Aussi, devant un tel texte, on tente de-ci de-là, à la marge, de rendre présentable, digestible, acceptable une disposition qui devrait nous faire nous lever comme un seul homme pour crier non au fait du prince !
Au lieu de cela, une partie de cet hémicycle se terre dans le silence…
Un silence qui en dit long sur le malaise qui entoure ce texte et que chacun perçoit, quelles que soient les travées sur lesquelles il siège dans cet hémicycle.

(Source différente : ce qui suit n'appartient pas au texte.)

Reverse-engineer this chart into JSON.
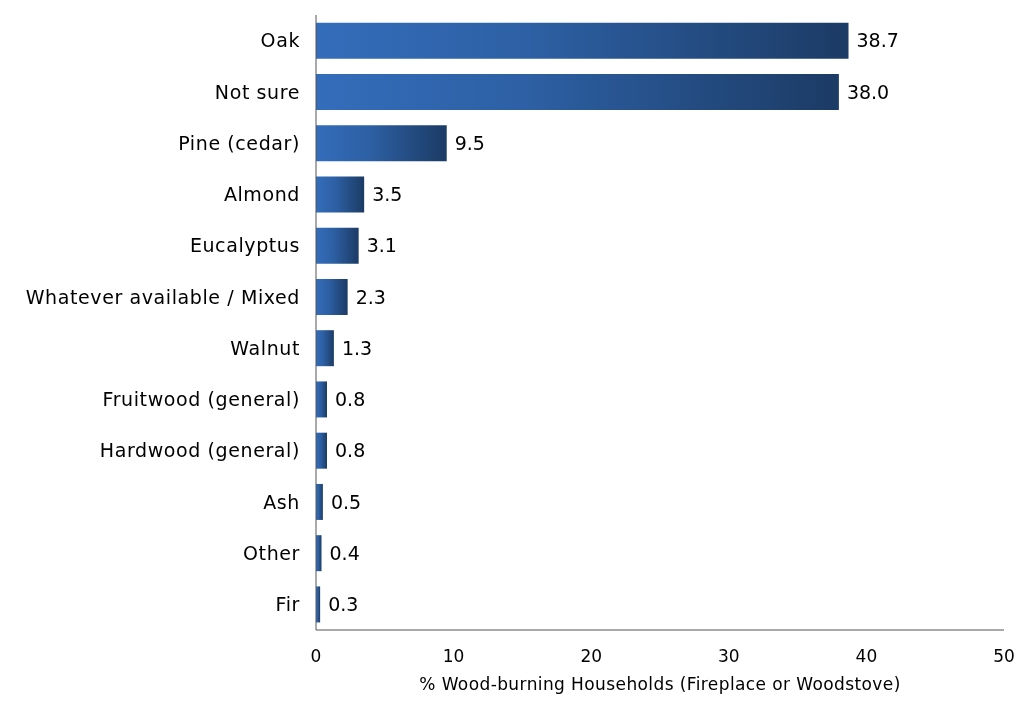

Allons-nous accepter sans broncher, que dis-je sans même parler, sans même utiliser ce pouvoir de la parole confié par le suffrage universel, une mesure qu’aucun gouvernement français depuis l’après-guerre n’a ni pensé, ni même envisagé ?
Si c’est le cas, alors, au regard de la réforme du débat parlementaire qui s’annonce dans la droite ligne de ce texte caporaliste, le silence n’a pas fini de régner entre les murs de cette assemblée !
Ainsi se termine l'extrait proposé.